2) Try to reduce the number of bands in the BSE

Code: Select all

 BSEBands
. Start with a small number of bands and increase to see if you arrive at convergence using less bands than you are using now.

Daniele

Re: stuck in caluclation of static inverse dielectric matrix

Posted: Thu May 02, 2019 11:12 pm
by ljzhou86
Dear Naniele
Daniele Varsano wrote: the Total, is the amount of memory allocated at that point of the calculation. As you can see it keeps increasing up it reaches the max memory you have at disposal, then it goes out-of-memory and crashes.
What you can do is:
1) Allow more memory per node. This can be done by your submission script by using less core per node. I do not know what queue system are you using, but usually, it is possible by reseving more nodes and assigning few tasks per node.
My submission script is as follows
"
#!/bin/bash
##SBATCH -t 16:00:00
#SBATCH -t 0:10:00
#SBATCH -N 32
#SBATCH --partition=standard
#SBATCH --ntasks-per-node=6
#SBATCH --ntasks=192
#SBATCH -A s17_cint

module load intel/17.0.4 intel-mpi/2017.1 mkl/11.4.1 hdf5-serial/1.8.16 netcdf-serial/4.4.0

MPIRUN="mpirun -np 192"

#$MPIRUN yambo -F Inputs/05w
$MPIRUN yambo -F Inputs/ljbse -J ljbse"

The total memory per node is up to 128 G. I use less cores (6 cores) per node (36 cores) so as to get sixfold amount of available meory per node. Are these settings in submission script right?

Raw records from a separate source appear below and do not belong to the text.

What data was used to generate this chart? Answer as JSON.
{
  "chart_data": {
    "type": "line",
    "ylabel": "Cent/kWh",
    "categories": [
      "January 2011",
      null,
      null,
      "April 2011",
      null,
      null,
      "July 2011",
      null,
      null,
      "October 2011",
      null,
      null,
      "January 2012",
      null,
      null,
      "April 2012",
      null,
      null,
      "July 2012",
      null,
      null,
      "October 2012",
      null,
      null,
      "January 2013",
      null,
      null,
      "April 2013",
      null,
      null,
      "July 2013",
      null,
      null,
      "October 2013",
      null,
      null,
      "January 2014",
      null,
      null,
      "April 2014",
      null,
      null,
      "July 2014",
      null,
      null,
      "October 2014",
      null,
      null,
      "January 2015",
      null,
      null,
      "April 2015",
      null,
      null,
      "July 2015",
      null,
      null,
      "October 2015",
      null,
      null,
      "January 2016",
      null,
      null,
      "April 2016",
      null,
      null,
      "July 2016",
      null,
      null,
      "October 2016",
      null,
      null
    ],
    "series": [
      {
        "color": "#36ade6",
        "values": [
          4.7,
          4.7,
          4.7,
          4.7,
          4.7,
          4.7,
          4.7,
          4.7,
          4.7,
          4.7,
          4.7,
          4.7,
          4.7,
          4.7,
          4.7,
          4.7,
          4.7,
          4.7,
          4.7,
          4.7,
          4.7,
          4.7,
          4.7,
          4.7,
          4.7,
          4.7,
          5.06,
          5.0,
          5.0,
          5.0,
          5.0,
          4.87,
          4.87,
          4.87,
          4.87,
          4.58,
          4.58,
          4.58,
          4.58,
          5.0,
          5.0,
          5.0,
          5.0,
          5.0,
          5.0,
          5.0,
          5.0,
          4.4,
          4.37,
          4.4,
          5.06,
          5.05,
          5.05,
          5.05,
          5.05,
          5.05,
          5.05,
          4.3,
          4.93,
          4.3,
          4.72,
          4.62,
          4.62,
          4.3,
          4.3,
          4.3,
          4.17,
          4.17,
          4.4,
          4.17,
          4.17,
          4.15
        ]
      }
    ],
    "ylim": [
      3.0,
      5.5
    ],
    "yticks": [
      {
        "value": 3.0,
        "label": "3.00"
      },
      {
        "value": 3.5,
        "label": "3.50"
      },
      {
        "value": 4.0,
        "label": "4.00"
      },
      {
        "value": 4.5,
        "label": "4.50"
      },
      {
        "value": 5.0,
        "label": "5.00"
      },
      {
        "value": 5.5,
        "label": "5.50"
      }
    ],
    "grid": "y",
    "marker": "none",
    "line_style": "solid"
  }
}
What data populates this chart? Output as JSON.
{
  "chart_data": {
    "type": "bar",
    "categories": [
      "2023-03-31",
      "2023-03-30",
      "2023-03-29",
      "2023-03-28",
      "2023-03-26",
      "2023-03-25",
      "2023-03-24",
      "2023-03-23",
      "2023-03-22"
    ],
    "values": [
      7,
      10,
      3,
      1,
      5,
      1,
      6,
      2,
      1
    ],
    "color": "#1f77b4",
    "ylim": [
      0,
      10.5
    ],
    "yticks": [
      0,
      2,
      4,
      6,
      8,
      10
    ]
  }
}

However, I still suffered from the memory issue as reported in log file
""
...
<12s> P0001: [PARALLEL Response_T_space for (e/h) Groups on 24 CPU] Loaded/Total (Percentual):2/240(1%)
<12s> P0001: [PARALLEL Response_T_space for (e/h)->(e/h)' Transitions (ordered) on 1 CPU] Loaded/Total (Percentual):242/28920(1%)
<12s> P0001: [PARALLEL Response_T_space for CON bands on 24 CPU] Loaded/Total (Percentual):30/715(4%)
<12s> P0001: [PARALLEL Response_T_space for VAL bands on 1 CPU] Loaded/Total (Percentual):385/385(100%)
<12s> P0001: [06.01] Transition Groups build-up
<15s> P0001: [06.02] CPU-dependent Block structure
<15s> P0001: [MEMORY] Alloc BS_blk(iB)%mat( 1.027819Gb) TOTAL: 1.219881Gb (traced) 36.43600Mb (memstat)
""
The TOTAL got decreased but my job still jumped out very fast. Reducing the number of bands in BSE also did not make sense to address this issue.

Do you have any other suggestions? Thanks a lot